Abstract

Laboratory experiments were carried out to investigate the properties of a collapsing turbulent patch generated within a linearly stratified fluid by a sustained energy source and its long-time evolution in the presence of lateral boundaries. An oscillating grid spanning the width of the experimental tank was used as the turbulence source. Initially, the patch grows rapidly, as in an unstratified fluid, until the buoyancy forces arrest its vertical growth. Thereafter, the patch collapses to form horizontally propagating intrusions at its equilibrium density level. The fluid lost from the patch into the intrusion is replenished by return currents generated at the top and bottom edges of the patch.
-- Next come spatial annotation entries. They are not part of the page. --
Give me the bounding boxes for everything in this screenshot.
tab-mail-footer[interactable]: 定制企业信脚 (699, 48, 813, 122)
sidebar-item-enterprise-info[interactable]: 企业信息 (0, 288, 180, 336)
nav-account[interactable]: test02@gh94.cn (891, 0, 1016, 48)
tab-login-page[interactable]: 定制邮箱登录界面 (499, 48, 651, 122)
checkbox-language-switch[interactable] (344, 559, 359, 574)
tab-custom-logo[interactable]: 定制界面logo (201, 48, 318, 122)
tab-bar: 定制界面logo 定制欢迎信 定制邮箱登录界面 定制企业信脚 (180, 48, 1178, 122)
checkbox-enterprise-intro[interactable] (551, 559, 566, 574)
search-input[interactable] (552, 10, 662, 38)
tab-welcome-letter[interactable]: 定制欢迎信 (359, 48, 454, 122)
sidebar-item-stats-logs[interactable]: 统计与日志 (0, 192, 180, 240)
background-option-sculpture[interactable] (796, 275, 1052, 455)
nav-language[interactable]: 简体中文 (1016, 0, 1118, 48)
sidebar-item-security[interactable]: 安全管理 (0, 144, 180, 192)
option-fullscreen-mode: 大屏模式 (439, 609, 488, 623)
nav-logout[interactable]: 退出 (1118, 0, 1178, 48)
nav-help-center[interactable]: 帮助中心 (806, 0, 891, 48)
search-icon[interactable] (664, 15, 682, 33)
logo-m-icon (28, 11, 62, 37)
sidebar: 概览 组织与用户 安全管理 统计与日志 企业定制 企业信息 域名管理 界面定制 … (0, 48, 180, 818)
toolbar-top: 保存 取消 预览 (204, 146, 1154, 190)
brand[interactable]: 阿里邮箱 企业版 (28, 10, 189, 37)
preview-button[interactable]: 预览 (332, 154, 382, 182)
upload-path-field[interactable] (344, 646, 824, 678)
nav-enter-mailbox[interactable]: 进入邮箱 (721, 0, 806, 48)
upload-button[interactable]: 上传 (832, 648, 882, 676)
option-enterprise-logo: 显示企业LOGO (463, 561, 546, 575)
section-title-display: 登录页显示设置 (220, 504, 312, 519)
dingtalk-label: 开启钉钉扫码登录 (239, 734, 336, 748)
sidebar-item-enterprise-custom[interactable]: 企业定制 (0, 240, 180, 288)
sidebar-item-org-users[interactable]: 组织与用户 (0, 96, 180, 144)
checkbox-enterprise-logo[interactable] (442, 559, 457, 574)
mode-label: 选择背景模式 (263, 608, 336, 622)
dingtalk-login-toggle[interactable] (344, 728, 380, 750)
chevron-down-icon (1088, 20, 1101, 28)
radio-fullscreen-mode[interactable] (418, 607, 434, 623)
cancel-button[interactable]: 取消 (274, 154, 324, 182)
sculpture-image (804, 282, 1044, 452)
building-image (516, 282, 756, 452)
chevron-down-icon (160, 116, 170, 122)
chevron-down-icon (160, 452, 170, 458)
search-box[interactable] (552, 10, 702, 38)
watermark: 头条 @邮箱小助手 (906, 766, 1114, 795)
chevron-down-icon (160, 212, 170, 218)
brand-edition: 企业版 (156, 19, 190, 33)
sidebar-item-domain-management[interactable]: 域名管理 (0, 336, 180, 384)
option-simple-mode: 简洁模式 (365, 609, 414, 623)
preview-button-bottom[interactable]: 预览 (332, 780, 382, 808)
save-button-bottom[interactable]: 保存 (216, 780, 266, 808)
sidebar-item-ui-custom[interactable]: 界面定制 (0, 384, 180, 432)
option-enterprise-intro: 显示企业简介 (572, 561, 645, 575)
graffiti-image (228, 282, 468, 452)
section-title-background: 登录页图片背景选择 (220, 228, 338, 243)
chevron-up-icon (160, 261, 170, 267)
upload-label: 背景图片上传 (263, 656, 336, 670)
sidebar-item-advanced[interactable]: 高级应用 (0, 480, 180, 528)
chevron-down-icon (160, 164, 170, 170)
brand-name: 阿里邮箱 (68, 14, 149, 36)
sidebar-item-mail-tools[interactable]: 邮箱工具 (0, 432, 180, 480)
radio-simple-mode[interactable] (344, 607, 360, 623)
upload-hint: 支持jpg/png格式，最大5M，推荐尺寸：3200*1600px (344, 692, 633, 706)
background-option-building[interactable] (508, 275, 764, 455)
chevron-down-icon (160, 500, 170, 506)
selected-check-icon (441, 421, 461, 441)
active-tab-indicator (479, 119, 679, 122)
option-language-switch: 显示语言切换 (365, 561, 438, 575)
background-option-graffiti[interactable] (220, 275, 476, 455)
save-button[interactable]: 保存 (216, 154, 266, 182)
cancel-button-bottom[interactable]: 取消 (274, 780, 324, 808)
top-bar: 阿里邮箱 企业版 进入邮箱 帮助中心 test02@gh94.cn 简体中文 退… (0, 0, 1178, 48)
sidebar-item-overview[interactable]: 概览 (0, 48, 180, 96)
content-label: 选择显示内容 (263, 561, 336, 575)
The nose of the intrusion propagates with a constant average speed (‘initial spreading regime’) determined mainly by the horizontal pressure gradient forces and the resistance induced by upstream propagating, low-frequency, columnar internal waves. Although the intrusion propagation speed is independent of viscous effects, they cause the development of a slug of fluid pushed ahead of the intrusion. When this slug reaches the endwall, strong upstream blocking occurs, causing the intrusion to decelerate (‘blocked regime’); the intrusion nose, however, eventually reaches the endwall. The thickness of the patch is found to be approximately constant during the initial spreading regime and slowly growing in the blocked regime. At large times (t) both the patch and the ‘fully blocked’ intrusion begin to grow vertically with a power law of the form t1/5. A simple mixing model is advanced to explain this observation. Various turbulent and internal-wave parameters pertinent to collapsing patches were also measured, and their properties were compared with those of non-collapsing patches.